DealLawyers.com Blog

November 13, 2008

The Wachovia Shareholder Suit

– by John Jenkins, Calfee, Halter & Griswold LLP

There is some interesting shareholder litigation in North Carolina’s Superior Court over Wells Fargo’s pending acquisition of Wachovia Corporation. In Ehrenhaus v. Baker, 2008 WL 4787584 (N.C. Super. 2008), the plaintiff alleges that the Wachovia directors breached their fiduciary duties by entering into a merger agreement that did not contain an adequate fiduciary out clause, and by entering a lock-up agreement involving the issuance to Wells Fargo of shares representing almost 40% of the corporation’s voting power.

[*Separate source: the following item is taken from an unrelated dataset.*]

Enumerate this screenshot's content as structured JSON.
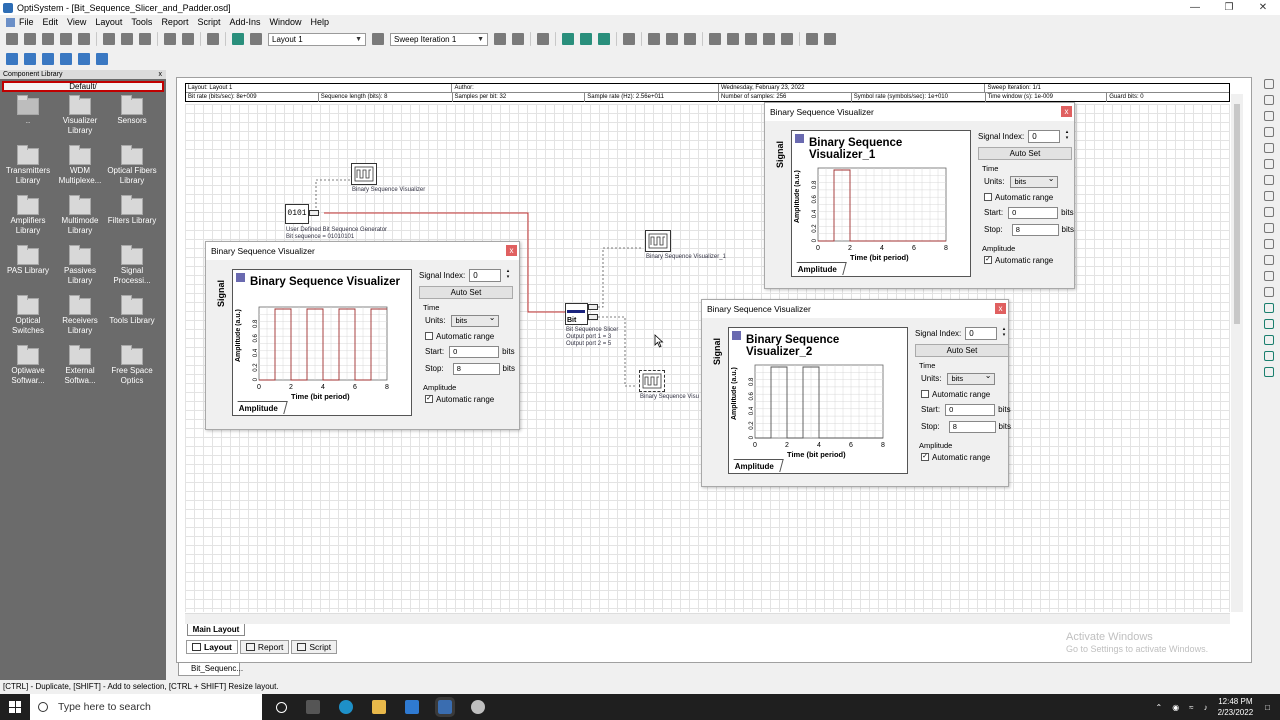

The plaintiff contends, among other things, that the merger agreement’s “fiduciary out” clause was inadequate because it merely permitted the board to change its recommendation, and did not give the board the right to terminate the merger agreement and accept a superior proposal. In addition, the plaintiff alleges that the share exchange agreement under which Wells Fargo obtained preferred stock representing approximately 39.9% of Wachovia’s voting power was a “draconian and unlawful” deal protection that rendered the shareholder vote on the merger essentially meaningless.

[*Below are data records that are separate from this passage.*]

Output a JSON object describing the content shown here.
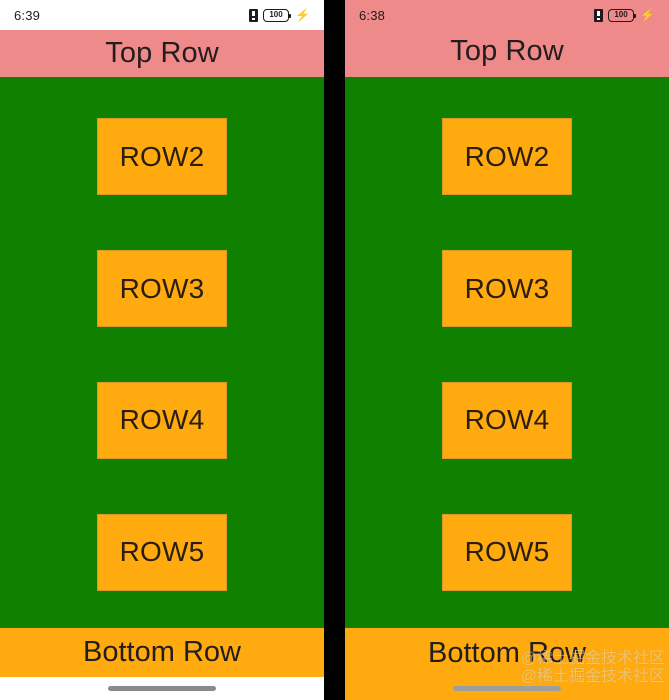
{
  "colors": {
    "divider": "#000000",
    "top_row_bg": "#ef8a8a",
    "body_bg": "#108000",
    "button_bg": "#ffab0f",
    "bottom_row_bg": "#ffab0f",
    "text_dark": "#241d1d",
    "status_bar_bg": "#ffffff"
  },
  "panels": [
    {
      "id": "left",
      "status": {
        "time": "6:39",
        "sim_icon": "sim-card-icon",
        "battery_level": "100",
        "battery_icon": "battery-icon",
        "charging_icon": "lightning-bolt-icon"
      },
      "top_row": {
        "label": "Top Row"
      },
      "buttons": [
        {
          "label": "ROW2"
        },
        {
          "label": "ROW3"
        },
        {
          "label": "ROW4"
        },
        {
          "label": "ROW5"
        }
      ],
      "bottom_row": {
        "label": "Bottom Row"
      },
      "nav": {
        "gesture_pill": "home-gesture-pill"
      }
    },
    {
      "id": "right",
      "status": {
        "time": "6:38",
        "sim_icon": "sim-card-icon",
        "battery_level": "100",
        "battery_icon": "battery-icon",
        "charging_icon": "lightning-bolt-icon"
      },
      "top_row": {
        "label": "Top Row"
      },
      "buttons": [
        {
          "label": "ROW2"
        },
        {
          "label": "ROW3"
        },
        {
          "label": "ROW4"
        },
        {
          "label": "ROW5"
        }
      ],
      "bottom_row": {
        "label": "Bottom Row"
      },
      "nav": {
        "gesture_pill": "home-gesture-pill"
      },
      "watermark": {
        "line1": "@稀土掘金技术社区",
        "line2": "@稀土掘金技术社区"
      }
    }
  ]
}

This is a fact pattern that the Delaware courts have dealt with quite extensively over the past decade. A series of cases beginning in 1999 culminated in the Delaware Supreme Court’s controversial decision in Omnicare v. NCS Healthcare, 818 A.2d 914 (Del. 2003). In that case, the court held that voting agreements covering shares representing a majority of the total voting power of the corporation were impermissible when combined with a merger agreement provisions that did not permit the target’s board to terminate the deal and accept a superior proposal. Unlike Omnicare, Wells Fargo’s stake in Wachovia is not sufficient to guarantee approval of the merger absent an effective fiduciary out, it is certainly large enough to raise concerns about its potentially preclusive effect. See, for example, ACE Limited v. Capital Re, C.A. No. 17488 (Del. Ch. Oct. 25, 1999).

However, Delaware’s deal protection cases may ultimately prove to be of little relevance to the resolution of this case. That’s because, as Professor Steven Davidoff noted in a recent blog entry, the standard of review for deal protections in North Carolina appears to be very different – and much more director friendly – than the Unocal standard that applies in Delaware.

While Unocal places the burden on the board to establish that a defensive measure is reasonable and proportionate, North Carolina precedent suggests that the burden remains on the plaintiff to rebut the business judgment rule, and that “the court should not intervene unless the shareholder can rebut that presumption by clear and convincing evidence that the deal protection provisions were actionably coercive, or that the deal protection provisions prevented the directors from performing their statutory duties.” First Union Corp. v. SunTrust Bank (N.C. Super. 2001).

In ruling on the plaintiff’s motions for expedited discovery and expedited resolution of his motion for a preliminary injunction against the transaction, the court acknowledged that the plaintiff has alleged colorable claims concerning possible breaches of fiduciary duties. However, at the same time, the court noted that the plaintiff “may well be unable to overcome the high hurdle imposed upon him here by the business judgment rule.” In support of that statement, the court noted the board’s assertion that it needed to act quickly in order to avoid a liquidation of the company by its regulators, as well as the absence of a competing bid.

The court granted plaintiff’s request to rule on its motion on an expedited basis, and established a hearing date of November 24, 2008. It will be interesting to see how the court grapples with these issues in an analytical framework that employs a business judgment rule approach instead of Unocal.